La locale romana, secondo quanto si legge nelle carte, a causa anche dell’estensione del territorio, «non ha cercato di imporre un controllo esclusivo e militare del territorio di Roma, …ma senza che ciò possa aver fatto venire meno la capacità di intimidazione mafiosa. Anzi, sappiamo come Giuseppe Penna, detto Pino, nel discutere con Domenico Alvaro cl.76, inteso Micu u merru, già condannato definitivo per la partecipazione alla ‘ndrangheta, abbia spiegato che lui non voleva entrare a Roma con i suoi affari se non in accordo con le altre strutturali criminali già presenti sul territorio, rappresentando a Domenico Alvaro come si trattasse di prendere il controllo di fatto di alcuni bar ristoranti che un imprenditore appena scarcerato gli aveva portato mettendosi a disposizione».

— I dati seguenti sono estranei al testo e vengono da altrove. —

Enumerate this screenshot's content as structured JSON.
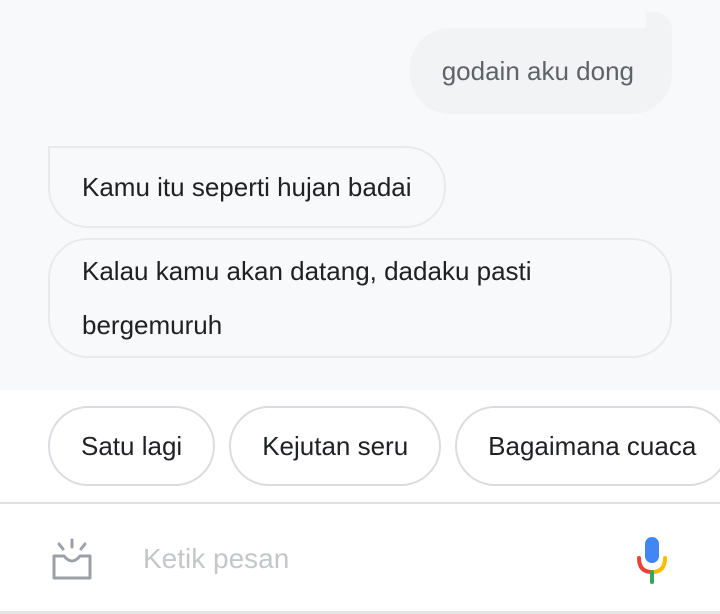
{
  "conversation": {
    "user_message": "godain aku dong",
    "assistant_messages": [
      "Kamu itu seperti hujan badai",
      "Kalau kamu akan datang, dadaku pasti bergemuruh"
    ]
  },
  "suggestions": [
    "Satu lagi",
    "Kejutan seru",
    "Bagaimana cuaca"
  ],
  "composer": {
    "placeholder": "Ketik pesan",
    "value": "",
    "left_icon": "lens-icon",
    "right_icon": "mic-icon"
  },
  "colors": {
    "chat_background": "#f8f9fa",
    "user_bubble": "#f1f3f4",
    "bubble_border": "#e8eaed",
    "mic_blue": "#4285f4",
    "mic_red": "#ea4335",
    "mic_yellow": "#fbbc05",
    "mic_green": "#34a853"
  }
}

«In sostanza, una continua fluidità in cui il dinamismo criminale era in via principale collegato al riciclaggio di illeciti profitti, alla costruzione di affari mediante società schermo, ad infiltrarsi nei settori sani dell’economia locale, nell’inquinare i rapporti imprenditoriali e politici sul territorio, nonché a creare le migliori condizioni per aiutare i partecipi del locale dando loro una retribuzione giustificata mediante una formale occupazione, anche se magari mai svolta nella forma continuativa, e soprattutto per dare aiuto anche ai carcerati in caso di bisogno».